The isues that we have are:

  • Kafka producer is not able to write the messages quickly enoght and after few minutes the channes is overloaded.
  • Producer initial params are as follows:
    acks, 0
    batchSize, 128MB
    bufferMemory, 6GB
    linger.ms, 100
  • Message size is ca: 225 chars.
  • JVM: W
    exec java -XX:+UseParallelGC -XX:+AggressiveHeap -Xmx20250m -cp . -jar /deployment/app.jar

Any suggestions how to optimize the performance?

Thanks in advance!
Vasil

my team is working ot a java client that should receive over socket conenction tons of messages per sec.

You mean, your team is building a Kafka consumer application that is reading from a Kafka topic, powered by a self-managed Apache Kafka cluster you are running in Azure? Or what is the “receiving over socket connection” referring to?

  • Kafka producer is not able to write the messages quickly enoght and after few minutes the channes is overloaded.

Any more details? This is little information to go with.

For example, Kafka producers can easily saturate network links in the cloud (example benchmark), so your problem might be related to the limits of your Azure environment rather than specifically to Kafka or some other software you are running.

Also, this means that your team is not only building a consumer application, but you are also building a producer application, perhaps for performance testing? Is the producer application written in Java, too?

batchSize, 128MB

What was the reason to set such a high batch size? For reference, the default setting is 16 kB.

Hello Miguno,

thankс for the prompt reply!

We are talking about a kafka producer. The raw data is received from a different channel: tcp socket which sends a huge amount of messages per sec. The java client reads this data, build a simple message and write it to the kafka topic.
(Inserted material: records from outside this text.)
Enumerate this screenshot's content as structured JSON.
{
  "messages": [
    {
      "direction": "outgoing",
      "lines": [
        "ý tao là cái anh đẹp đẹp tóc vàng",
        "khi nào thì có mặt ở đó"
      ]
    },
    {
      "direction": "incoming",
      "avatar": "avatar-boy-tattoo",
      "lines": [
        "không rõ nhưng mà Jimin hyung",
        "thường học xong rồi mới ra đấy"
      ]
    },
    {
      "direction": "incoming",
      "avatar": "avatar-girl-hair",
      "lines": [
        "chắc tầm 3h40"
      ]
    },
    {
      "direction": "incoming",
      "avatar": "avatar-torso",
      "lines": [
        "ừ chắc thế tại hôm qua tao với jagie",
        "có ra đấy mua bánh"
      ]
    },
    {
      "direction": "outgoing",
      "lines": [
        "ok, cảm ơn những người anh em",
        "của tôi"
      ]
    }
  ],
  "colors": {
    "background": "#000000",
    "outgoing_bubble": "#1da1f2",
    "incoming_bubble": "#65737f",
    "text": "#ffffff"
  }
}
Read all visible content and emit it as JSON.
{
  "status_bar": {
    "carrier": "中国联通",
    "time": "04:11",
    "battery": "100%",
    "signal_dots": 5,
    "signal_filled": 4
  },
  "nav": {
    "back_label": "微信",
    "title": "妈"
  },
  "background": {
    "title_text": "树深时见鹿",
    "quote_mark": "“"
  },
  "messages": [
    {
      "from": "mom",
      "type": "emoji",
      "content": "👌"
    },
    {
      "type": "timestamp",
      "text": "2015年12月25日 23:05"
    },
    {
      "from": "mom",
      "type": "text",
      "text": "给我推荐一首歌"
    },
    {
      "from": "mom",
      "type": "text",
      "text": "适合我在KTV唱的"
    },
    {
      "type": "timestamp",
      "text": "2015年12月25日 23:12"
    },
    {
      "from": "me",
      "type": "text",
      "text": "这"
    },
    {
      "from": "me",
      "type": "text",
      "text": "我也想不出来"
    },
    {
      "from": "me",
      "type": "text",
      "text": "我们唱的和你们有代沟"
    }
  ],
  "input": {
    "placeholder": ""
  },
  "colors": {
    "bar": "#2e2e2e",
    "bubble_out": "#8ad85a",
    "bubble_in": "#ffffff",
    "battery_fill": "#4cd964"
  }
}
It seams that the producer is not quick enough to write all data to kafka as it is received from the tcp socket. With the time it stuck and the server breaks the connection because our application can handle this troughput.

Regarding the kafka parameteres I have tried different batch sizes but all above 8MB. I will try with lower values to see how the app will behave. Meanwhile I will check the Azure environment setup.

Thanks ones again.

Best regards
Vasil